Cain has become known for a three-digit slogan: “9-9-9,” the name of his proposed overhaul of the federal tax code. But beyond that three-point proposal, he offers neither details on policies nor a vision of the kind of president he would be. He has virtually no field operation in key early states. And his advisers appear overwhelmed and unprepared for the demands of a national campaign, offering as an explanation for the Tennessee trip the fact that Cain is popular among country-music singers.
There’s also little evidence that Cain is turning to nontraditional organizational tools to keep his momentum going. He has more than 270,000 followers on Facebook and about 119,000 on Twitter, but these numbers are in the ballpark, and in some cases lower, than those of his leading rivals. In other words, if Cain has the potential to foment a social-networking revolution as an alternative to traditional organizing, it hasn’t started yet.
Rich Killion, a longtime Republican strategist in New Hampshire, home of the nation’s first primary, said he has seen no evidence of a Cain organization since the campaign lost its grass-roots director, Matt Murphy, over the summer.
“If people asked me, either press or activists, where to get information about Cain, I didn’t know where to send them,” Killion said. “I often just sent them to the Republican Party.”
Similarly, in Iowa, where caucuses will kick off the election season Jan. 3, there is little evidence that Cain is making connections with the pastors or single-issue activists on such topics as abortion, home schooling and the fair-tax movement who help candidates build support.

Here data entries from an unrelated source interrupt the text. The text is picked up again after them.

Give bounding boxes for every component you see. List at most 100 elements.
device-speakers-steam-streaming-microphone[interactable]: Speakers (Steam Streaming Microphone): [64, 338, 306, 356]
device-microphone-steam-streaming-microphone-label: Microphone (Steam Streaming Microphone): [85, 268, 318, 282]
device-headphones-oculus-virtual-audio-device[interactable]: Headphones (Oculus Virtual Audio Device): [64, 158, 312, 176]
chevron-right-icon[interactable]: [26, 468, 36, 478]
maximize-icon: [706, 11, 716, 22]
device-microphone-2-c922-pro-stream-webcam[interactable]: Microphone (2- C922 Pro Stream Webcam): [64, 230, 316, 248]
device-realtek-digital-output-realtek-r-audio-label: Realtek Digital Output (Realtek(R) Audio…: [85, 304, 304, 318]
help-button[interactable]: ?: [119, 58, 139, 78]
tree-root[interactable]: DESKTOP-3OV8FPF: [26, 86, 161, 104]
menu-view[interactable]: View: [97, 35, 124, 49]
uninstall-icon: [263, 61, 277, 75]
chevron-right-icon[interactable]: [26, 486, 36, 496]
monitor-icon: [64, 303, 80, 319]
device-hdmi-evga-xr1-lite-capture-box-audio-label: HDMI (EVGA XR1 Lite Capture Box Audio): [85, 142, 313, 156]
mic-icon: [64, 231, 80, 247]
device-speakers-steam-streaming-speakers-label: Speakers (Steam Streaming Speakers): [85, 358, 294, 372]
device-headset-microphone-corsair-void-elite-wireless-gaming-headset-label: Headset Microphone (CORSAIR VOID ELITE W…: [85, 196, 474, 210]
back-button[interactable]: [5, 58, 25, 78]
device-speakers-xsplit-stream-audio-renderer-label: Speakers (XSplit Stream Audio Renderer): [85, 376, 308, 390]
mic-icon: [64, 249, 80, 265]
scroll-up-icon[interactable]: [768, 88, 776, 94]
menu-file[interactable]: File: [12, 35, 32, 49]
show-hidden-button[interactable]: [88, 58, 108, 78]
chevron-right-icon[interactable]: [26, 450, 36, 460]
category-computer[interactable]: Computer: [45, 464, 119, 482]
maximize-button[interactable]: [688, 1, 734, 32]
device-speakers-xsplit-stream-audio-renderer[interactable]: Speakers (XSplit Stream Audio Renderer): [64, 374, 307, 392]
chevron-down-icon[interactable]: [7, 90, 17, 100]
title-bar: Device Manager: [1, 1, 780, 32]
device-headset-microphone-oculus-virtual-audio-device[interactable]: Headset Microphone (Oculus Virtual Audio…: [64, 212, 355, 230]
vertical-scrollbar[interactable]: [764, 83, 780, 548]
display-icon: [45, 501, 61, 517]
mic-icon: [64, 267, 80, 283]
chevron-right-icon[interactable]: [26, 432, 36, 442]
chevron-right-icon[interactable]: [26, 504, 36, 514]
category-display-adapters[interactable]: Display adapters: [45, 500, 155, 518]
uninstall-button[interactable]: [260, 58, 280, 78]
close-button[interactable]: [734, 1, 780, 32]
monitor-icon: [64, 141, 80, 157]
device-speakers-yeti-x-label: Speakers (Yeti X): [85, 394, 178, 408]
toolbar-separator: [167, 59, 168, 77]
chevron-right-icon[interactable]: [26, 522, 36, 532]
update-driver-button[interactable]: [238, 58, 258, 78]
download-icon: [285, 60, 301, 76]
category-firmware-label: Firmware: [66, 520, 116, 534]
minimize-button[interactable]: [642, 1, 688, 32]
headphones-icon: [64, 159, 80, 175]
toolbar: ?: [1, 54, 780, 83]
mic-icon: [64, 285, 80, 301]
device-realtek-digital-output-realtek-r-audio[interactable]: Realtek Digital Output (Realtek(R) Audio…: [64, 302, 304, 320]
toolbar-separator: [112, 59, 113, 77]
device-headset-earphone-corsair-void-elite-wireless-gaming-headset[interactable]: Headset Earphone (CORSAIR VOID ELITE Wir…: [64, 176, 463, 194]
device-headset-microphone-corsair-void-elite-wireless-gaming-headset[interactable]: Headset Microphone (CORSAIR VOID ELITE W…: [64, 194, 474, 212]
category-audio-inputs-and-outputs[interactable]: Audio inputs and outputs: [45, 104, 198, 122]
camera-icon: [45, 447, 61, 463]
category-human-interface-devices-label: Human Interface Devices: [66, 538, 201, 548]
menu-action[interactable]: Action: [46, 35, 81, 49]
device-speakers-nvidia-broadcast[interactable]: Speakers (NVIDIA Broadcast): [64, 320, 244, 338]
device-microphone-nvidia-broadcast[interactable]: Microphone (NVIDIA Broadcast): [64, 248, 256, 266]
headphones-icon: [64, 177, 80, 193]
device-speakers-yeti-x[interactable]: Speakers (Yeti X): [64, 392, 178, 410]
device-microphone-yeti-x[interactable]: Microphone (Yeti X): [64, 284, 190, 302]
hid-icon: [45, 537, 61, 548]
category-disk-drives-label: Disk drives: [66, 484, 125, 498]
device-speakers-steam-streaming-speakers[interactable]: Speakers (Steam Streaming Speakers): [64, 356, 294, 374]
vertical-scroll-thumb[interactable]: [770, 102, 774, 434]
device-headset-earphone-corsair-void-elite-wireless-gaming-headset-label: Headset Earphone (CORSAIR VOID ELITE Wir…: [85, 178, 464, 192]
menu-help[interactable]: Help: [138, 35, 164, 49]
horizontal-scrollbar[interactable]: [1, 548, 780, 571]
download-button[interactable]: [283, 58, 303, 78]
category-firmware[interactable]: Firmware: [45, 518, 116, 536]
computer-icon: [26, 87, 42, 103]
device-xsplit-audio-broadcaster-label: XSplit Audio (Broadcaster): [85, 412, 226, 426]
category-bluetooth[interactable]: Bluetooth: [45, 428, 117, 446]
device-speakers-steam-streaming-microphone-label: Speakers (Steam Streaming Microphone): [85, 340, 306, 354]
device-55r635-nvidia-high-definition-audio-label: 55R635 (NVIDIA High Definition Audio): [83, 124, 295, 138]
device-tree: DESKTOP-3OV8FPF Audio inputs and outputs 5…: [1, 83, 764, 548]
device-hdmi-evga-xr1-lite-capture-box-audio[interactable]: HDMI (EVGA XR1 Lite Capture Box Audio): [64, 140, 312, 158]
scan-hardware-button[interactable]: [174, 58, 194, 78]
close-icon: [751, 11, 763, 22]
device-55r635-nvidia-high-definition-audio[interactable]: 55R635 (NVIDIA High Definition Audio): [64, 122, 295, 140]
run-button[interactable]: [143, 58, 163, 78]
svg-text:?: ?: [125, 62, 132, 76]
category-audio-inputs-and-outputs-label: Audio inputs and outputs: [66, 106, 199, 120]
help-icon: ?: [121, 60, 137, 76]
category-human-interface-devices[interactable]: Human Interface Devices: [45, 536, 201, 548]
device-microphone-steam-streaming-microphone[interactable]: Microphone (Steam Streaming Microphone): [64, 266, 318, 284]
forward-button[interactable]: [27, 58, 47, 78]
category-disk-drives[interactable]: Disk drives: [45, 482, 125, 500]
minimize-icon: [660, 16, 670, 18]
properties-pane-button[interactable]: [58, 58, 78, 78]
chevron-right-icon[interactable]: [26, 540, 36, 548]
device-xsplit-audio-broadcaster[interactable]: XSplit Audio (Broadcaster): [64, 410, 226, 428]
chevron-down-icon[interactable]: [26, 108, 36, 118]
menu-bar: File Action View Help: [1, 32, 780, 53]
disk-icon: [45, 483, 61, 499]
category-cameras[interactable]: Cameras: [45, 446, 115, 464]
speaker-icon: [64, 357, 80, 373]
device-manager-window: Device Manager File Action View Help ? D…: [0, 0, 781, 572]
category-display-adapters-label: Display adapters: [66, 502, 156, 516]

Such organizations are crucial to getting the word out to voters — and drawing them to polls or caucuses when voting is underway. In New Hampshire, Killion said, votes are won and lost in individual conversations. He gave the example of a Rotary Club member who tells his friends over breakfast about the candidate he likes; if the voter hasn’t met the candidate, or at least someone from the campaign, that conversation is less likely to take place.
“Organization does matter,” Killion said. “Organization captures openings, opportunities, and harnesses momentum into action, which helps you build and follow up and create an operation on the ground with people who are your activists and evangelists and your inspiration for others to get involved. It means a lot in New Hampshire.”
Such connections are even more crucial in the caucuses, when one passionate supporter can be responsible for bringing a dozen or more voters out on a cold, wintry night.
“It’s not like a primary when you can show up there a week in advance and cast an absentee ballot,” said a Republican operative in Iowa for a rival campaign who is not authorized to speak to the media. “If the doors close, you don’t vote. There is one time, one chance. “
There is almost a revolutionary zeal to Cain’s supporters. They value Cain’s conservative convictions and the fact that his 9-9-9 plan, scoffed at by economists and his rivals for the nomination, appears fresh and bold. They see in Cain someone willing to cut through the dysfunction of Washington.
“We’ve had promises, platitudes, bumper stickers galore,” said state Rep. Jordan Ulery, one of five New Hampshire lawmakers who endorsed Cain this month. “This is a man who presents common-sense solutions. ”
But Republicans this year are fickle. And even as they refuse, so far, to rally behind Romney, whose support has remained steady — but less than strong — for much of the year, they have proved just as unwilling to rally around anyone else for more than a few weeks.
Cain said he hopes to break that cycle. And for now he is reveling in the moment.
“I won!” Cain exclaimed at an appearance with reporters in Concord, referring to his victory in the Florida straw poll a few weeks ago. “That’s a theme here: I win. Many American people are saying, ‘You know what? This long shot may not be such a long shot.’ ”
Staff writer Sandhya Somashekhar contributed to this report.